We ought to pay closer attention to the difference between leadership and caring gifts. For instance, many congregations have a group tasked primarily with leadership issues (usually the senior board or council of a church). Another board, committee or group meets individual needs of members in times of illness, difficulty or crisis.

The primary gifts needed to fulfill the leadership function are fundamentally different from those needed to fulfill a caring function. People in crisis need caregivers who are high on mercy, understanding and patience. What they don't need (or want) are type A leaders who want to give them the five steps out of their crisis in the next 48 hours, if they would only get their act together!

Those with strong leadership gifts are often not great at "feeling your pain." When enmeshed in caring ministries, many leadership-gifted individuals want to get on with the stuff of vision, strategy and decision-making.

At the same time, many decisions that leaders make are going to cause someone or some group in the church to be unhappy. High mercy individuals often find conflict difficult, and leadership has its share of conflict (good and bad kinds). I have encountered high mercy types in senior leadership roles who feel totally out of their comfort zone. They serve because they were asked, but it is a painful and frustrating experience for them.

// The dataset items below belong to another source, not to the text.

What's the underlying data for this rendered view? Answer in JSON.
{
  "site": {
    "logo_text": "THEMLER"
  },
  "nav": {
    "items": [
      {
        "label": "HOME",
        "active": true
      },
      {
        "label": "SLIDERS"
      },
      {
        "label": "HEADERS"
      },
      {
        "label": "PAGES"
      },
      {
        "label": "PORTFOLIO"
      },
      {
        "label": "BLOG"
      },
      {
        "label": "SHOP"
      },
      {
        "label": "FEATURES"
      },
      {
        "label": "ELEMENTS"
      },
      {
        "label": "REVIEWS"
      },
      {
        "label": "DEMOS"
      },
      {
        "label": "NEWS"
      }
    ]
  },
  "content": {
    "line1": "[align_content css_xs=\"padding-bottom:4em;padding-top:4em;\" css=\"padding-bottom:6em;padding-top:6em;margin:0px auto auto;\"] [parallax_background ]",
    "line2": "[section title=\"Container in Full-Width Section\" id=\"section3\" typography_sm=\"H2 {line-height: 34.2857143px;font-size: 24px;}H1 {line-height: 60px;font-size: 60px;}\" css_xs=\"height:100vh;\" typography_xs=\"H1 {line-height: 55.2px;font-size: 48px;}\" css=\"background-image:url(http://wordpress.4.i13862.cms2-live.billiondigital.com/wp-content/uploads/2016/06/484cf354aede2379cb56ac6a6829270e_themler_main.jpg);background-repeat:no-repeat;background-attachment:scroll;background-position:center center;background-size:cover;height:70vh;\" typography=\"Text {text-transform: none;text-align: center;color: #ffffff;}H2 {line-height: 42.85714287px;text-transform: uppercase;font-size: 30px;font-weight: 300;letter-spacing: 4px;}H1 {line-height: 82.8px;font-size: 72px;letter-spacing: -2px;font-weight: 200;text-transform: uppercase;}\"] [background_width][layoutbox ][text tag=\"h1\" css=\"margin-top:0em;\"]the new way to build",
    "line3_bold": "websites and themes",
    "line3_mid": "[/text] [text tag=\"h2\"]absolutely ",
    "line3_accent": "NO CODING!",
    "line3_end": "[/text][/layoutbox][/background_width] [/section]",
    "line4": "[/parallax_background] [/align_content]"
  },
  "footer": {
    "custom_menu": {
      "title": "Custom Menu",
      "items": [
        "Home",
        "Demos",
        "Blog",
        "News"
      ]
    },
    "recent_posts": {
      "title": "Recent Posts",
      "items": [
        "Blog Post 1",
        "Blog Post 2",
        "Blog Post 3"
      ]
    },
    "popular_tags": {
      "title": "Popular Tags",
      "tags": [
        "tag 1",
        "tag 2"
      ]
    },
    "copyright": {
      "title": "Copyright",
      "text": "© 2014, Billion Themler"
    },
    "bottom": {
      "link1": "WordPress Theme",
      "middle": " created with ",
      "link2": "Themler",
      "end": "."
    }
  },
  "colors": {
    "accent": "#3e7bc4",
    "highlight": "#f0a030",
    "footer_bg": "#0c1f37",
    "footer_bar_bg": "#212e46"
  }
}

Perhaps one of the reasons so many churches in the United States are at a plateau or in decline is that we have not asked enough leaders to lead and have paid little attention to where we deploy individuals in relation to their God-given gift set. My experience is that nominating committees (or whoever are the gatekeepers for those asked to serve) receive little or no training in the whole process of giftedness. Yet they are the recruiters of people into key ministry roles.

In the marketplace, huge energy and money is expended to get the right people into the right spot based on abilities and wiring. In the church, far too little attention is paid to this, even though the New Testament clearly articulates the principle.

Strong leadership boards are made up of individuals who have leadership or administrative gifts within their gift set, are comfortable in their leadership role, are people of proven influence, and are willing to carry out all the New Testament-given functions of senior church leaders.